“[Paratexts like titles, prefaces, and illustrations “surround” and “extend” a text] precisely in order to present it, in the usual sense of the verb but also in the strongest sense: to make present, to ensure the text’s presence in the world.”
-Gerard Genette, Paratexts: Thresholds of Interpretation
I’d like to write a science fiction novella that looks like, and says it is, a field guide to birds. Birds of Santa Rosa, California, I might call it. The first page might have an “Amber Hummingbird,” with a sketch of the creature sipping from a flower. Later pages would have blackfooted ducks, drones, mechanical eagles, paper airplanes, red tailed hawks, flying skeletons, sandpipers with their long legs. I’m very much not a birder. As far as I know I made up the amber hummingbird. But imagining these creatures, extinct and emerging, beautiful and frightening, would be a fun way to explore home, to explore the childhood wonder I felt when I saw seagulls bobbing on the waves before taking flight, to explore loss and drought and memory and what I mean when I say us. Which is related to what I mean when I say you, or even other. To do all that, I think the book might gain a lot by pretending to be something it wasn’t. A guidebook.

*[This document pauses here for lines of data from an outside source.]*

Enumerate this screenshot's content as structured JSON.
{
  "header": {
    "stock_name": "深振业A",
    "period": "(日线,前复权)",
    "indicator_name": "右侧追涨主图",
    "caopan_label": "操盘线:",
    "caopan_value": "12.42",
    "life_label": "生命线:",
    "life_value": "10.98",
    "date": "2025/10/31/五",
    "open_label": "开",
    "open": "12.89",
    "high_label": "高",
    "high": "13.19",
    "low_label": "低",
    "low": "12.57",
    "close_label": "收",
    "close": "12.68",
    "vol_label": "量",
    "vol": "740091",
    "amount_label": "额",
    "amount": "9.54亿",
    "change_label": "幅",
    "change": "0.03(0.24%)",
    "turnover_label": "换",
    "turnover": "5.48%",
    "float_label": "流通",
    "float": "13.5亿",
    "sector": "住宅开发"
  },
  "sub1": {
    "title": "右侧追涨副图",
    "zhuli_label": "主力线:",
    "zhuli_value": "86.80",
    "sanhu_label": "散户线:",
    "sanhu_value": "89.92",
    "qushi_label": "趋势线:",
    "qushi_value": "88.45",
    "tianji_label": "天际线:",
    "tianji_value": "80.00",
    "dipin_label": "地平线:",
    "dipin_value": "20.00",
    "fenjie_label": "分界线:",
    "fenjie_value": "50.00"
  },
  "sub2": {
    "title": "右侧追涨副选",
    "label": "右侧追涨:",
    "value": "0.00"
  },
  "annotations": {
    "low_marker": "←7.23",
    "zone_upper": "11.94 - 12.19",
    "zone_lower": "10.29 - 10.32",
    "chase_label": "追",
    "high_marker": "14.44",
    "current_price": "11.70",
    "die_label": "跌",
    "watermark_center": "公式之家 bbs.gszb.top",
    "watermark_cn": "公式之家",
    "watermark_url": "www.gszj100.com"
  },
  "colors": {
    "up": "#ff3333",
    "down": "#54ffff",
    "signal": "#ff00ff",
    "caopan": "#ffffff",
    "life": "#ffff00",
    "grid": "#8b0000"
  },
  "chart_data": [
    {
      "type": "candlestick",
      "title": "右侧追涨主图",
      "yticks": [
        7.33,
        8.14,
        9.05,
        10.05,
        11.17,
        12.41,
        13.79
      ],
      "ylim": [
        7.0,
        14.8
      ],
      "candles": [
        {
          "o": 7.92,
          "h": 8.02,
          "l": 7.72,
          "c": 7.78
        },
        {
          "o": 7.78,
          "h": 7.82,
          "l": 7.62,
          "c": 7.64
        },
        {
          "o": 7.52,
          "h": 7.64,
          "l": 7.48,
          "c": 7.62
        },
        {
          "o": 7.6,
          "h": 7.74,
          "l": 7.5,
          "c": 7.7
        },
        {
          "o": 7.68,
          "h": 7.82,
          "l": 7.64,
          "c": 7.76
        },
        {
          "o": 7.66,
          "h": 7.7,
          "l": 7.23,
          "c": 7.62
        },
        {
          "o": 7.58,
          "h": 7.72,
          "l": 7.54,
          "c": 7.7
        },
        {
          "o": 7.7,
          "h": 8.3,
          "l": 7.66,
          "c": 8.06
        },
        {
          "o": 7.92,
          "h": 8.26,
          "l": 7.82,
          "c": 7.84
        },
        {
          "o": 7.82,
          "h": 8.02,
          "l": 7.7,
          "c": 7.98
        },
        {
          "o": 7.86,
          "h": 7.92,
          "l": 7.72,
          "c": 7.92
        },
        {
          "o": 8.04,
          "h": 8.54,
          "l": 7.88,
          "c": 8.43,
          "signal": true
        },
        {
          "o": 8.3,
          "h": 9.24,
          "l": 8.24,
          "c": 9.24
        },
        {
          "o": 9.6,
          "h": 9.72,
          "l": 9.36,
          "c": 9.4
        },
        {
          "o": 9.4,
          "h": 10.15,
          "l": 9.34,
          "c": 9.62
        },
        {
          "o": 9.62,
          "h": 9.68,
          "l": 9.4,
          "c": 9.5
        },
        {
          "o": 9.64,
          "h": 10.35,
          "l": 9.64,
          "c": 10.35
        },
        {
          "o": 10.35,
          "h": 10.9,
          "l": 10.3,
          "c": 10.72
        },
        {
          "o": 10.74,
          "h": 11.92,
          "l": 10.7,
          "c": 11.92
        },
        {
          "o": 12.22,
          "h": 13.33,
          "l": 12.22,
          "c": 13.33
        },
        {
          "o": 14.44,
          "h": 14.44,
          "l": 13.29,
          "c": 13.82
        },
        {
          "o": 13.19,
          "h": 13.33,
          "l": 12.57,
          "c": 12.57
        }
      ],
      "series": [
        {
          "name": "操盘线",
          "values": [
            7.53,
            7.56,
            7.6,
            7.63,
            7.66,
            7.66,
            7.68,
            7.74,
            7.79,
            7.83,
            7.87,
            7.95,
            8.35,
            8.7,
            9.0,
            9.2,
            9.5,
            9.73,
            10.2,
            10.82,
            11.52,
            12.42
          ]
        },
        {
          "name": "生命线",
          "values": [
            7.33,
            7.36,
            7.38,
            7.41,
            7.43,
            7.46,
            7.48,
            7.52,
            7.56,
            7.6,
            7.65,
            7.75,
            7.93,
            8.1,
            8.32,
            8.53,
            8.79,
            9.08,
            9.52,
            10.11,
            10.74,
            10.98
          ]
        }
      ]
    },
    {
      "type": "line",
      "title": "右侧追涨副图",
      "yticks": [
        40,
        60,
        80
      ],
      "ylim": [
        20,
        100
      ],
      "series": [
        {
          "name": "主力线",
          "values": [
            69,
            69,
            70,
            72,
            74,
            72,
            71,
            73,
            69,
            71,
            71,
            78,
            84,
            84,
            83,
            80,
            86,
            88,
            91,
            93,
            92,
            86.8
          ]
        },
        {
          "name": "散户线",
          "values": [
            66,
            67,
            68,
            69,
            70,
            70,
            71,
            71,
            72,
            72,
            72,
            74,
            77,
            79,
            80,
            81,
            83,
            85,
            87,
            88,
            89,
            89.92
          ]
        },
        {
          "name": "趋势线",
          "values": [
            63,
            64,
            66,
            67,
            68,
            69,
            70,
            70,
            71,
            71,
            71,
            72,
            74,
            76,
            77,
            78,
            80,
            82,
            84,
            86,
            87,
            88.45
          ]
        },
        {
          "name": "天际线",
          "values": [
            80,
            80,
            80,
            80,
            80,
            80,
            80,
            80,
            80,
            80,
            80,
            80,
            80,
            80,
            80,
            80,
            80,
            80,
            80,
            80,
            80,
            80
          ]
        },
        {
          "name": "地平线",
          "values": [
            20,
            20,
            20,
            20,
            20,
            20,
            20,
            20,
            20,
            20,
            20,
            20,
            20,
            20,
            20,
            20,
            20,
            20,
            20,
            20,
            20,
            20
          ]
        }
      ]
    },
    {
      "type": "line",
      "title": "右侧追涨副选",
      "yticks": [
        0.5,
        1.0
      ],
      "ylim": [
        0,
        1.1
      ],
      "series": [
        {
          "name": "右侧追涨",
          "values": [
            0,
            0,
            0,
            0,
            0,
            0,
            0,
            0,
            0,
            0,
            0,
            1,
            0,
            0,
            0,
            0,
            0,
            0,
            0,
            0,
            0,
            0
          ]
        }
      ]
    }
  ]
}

All the trappings around a text invite us to interact with it in different ways. If something says “a novel” on the cover, I tend to read it one way. If it says “a dictionary,” or if it looks like a news article, I read it in other ways. In reading Genette I’m drawn to how we can play with paratexts, with the form and trappings of the ‘thing,’ to explore ideas in different ways. I think there’s something about the birds of Santa Rosa that I haven’t seen in a book yet. It’s not a diagram of common markings, dutifully labeled “male” and “female.” It’s a taxonomy of phylum, class, order, suborder, and family. It might be something about families, the ones I live in, the ones I see in bird’s nests and behind the window when I get back home.What would you put in a book of Birds of My Hometown? Where might I walk if I followed your guide?